Tuning into a higher power is a pretty impressive ability to have as a choreographer! But the natural expressiveness of movement to music can definitely be used as a release, perhaps akin to a mind-altering state. A brilliantly moving, unsettling piece by Wynn Holmes shows, very much rather than tells, of the struggle of the Roma people against ingrained prejudice. Set to a haunting composition, ‘Pleme’ by Froda Kvinge Flatland, the dancers throw strong, angry but ultimately free shapes as a way of battling through their emotional issues and the constraints they feel in society. I can’t think of a better way to get the message across the language barrier. Having very recently visited Belgrade, where this is filmed, it struck me with particular force. Watch the film here.
Back in the UK, Brit Holly Blakey, who worked with Ryan Heffington on Florence’s ‘Delilah’ (nominated for an MTV Video Music award and winner of Best Choreography at the UK Music Video Awards), is managed by the same team as Wynn Holmes and brings edgy anti-establishment feminist concepts to her work. Although she was also responsible for the, dare I say it, very odd Coldplay video that sees them re-imagined as dancing chimps. Perhaps more interestingly she’s collaborated with many indie artists including Darkstar and Woodkid and helped the truculent bloody young chap in Young Fathers ‘Shame’ video get his dance on – which I’m interpreting as a fantastically artful way of giving the impression of an altercation.
Moving away from the bigger names in contemporary choreography I’ve noticed a couple of fresh talents who’ve used dance in recent music videos.

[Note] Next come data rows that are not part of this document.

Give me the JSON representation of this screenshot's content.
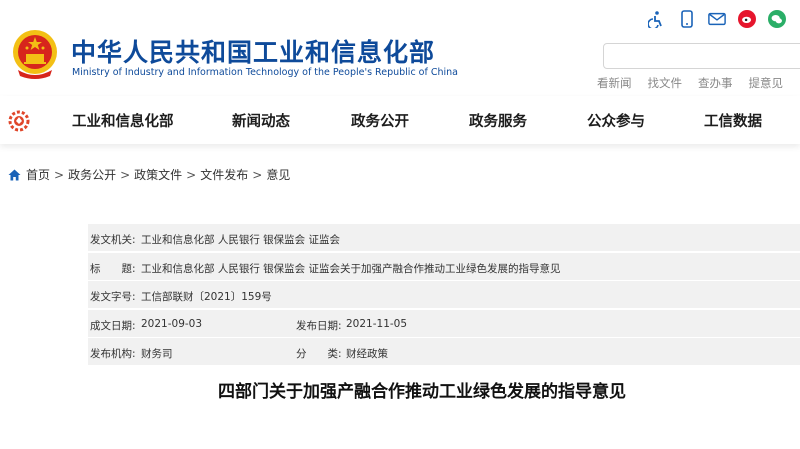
{
  "header": {
    "title_cn": "中华人民共和国工业和信息化部",
    "title_en": "Ministry of Industry and Information Technology of the People's Republic of China",
    "icons": [
      "accessibility-icon",
      "mobile-icon",
      "mail-icon",
      "weibo-icon",
      "wechat-icon"
    ],
    "search": {
      "value": "",
      "placeholder": ""
    },
    "quick_links": [
      "看新闻",
      "找文件",
      "查办事",
      "提意见"
    ]
  },
  "nav": {
    "items": [
      "工业和信息化部",
      "新闻动态",
      "政务公开",
      "政务服务",
      "公众参与",
      "工信数据"
    ]
  },
  "breadcrumb": {
    "items": [
      "首页",
      "政务公开",
      "政策文件",
      "文件发布",
      "意见"
    ]
  },
  "meta": {
    "issuer_label": "发文机关:",
    "issuer_value": "工业和信息化部 人民银行 银保监会 证监会",
    "title_label": "标　　题:",
    "title_value": "工业和信息化部 人民银行 银保监会 证监会关于加强产融合作推动工业绿色发展的指导意见",
    "docno_label": "发文字号:",
    "docno_value": "工信部联财〔2021〕159号",
    "created_label": "成文日期:",
    "created_value": "2021-09-03",
    "published_label": "发布日期:",
    "published_value": "2021-11-05",
    "org_label": "发布机构:",
    "org_value": "财务司",
    "category_label": "分　　类:",
    "category_value": "财经政策"
  },
  "document": {
    "title": "四部门关于加强产融合作推动工业绿色发展的指导意见"
  },
  "colors": {
    "brand_blue": "#0e4a9a",
    "emblem_red": "#d7261c",
    "gold": "#f3c015",
    "weibo": "#e6162d",
    "wechat": "#2aae67"
  }
}
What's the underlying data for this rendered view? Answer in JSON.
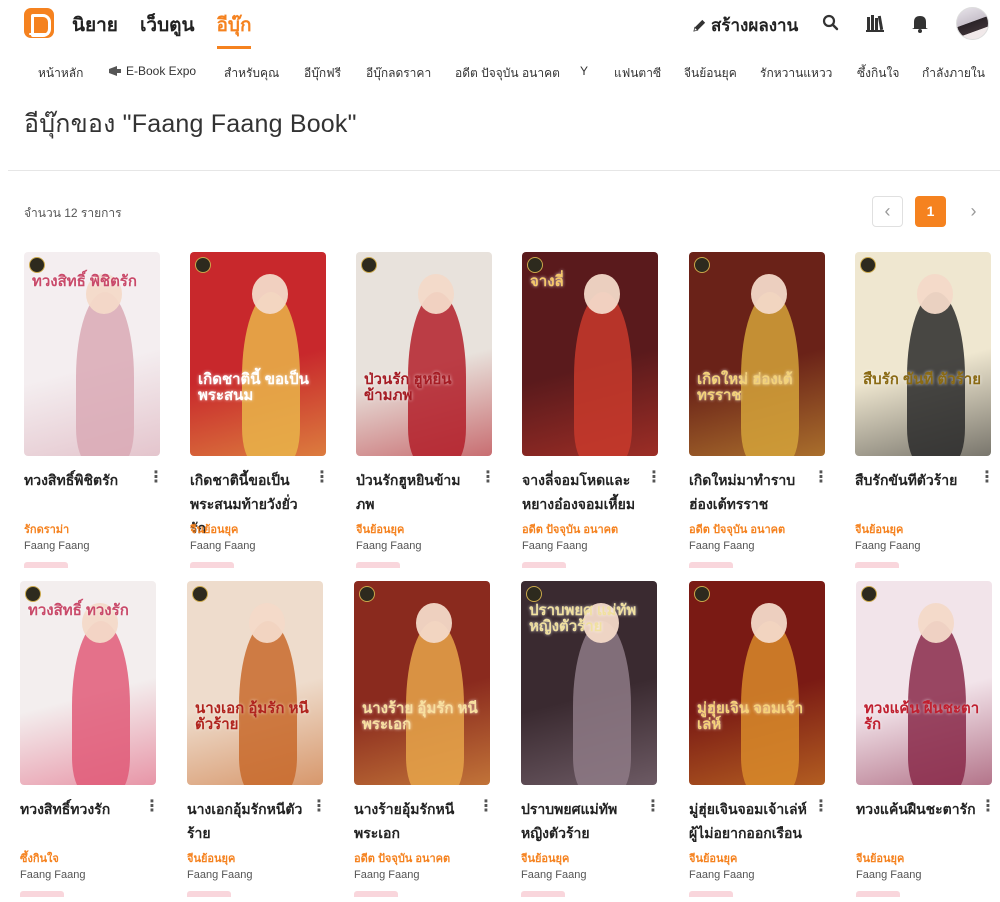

Electronic duo Rinngs collaborated with a Japanese choreographer and dancer Miyu Aikawa on their latest video 'Confession' after Miyu, a fan of the band, saw on Instagram that lead singer Nia was in her country and reached out. The feelings of an intense modern relationship are brought to life for me by the dancers mirroring each other against the contemporary urban environment back drop.
Meanwhile young London jazz duo Blue Lab Beats kept it in the family by using band member NK-OK's sister Taali Kwaten to add some fun to their latest single 'Oooo Lala', taking you from the East End realism into an alternative dreamscape for some smoooooth French vibes.
But of course, I couldn’t avoid including possibly the most talked about collaboration of pop music and dance so far this year - Childish Gambino’s ‘This Is America’. Absolutely mesmerising work from 23 year old Rwandan born Sherrie Silver. Over 300,000,000 views (at least 1 million of those are me) and countless column inches later the dancing in this video says so much more than literal acting or the lyrics ever could. I’m guessing there’s a few offers on Sherrie’s table right now for more work in the pop arena. Read more about the enterprising and inspiring choreographer here.
Dance can be a short cut for getting a message across and a good choreographer clearly makes a difference – subtly adding layers of meaning quickly. Expression through movement has a universality that scripts and lyrics don’t, but of course, it’s difficult to dance when there’s no music. Intrinsically linked, the two together are a powerful creative force. Feel free to throw some more inspiring examples our way.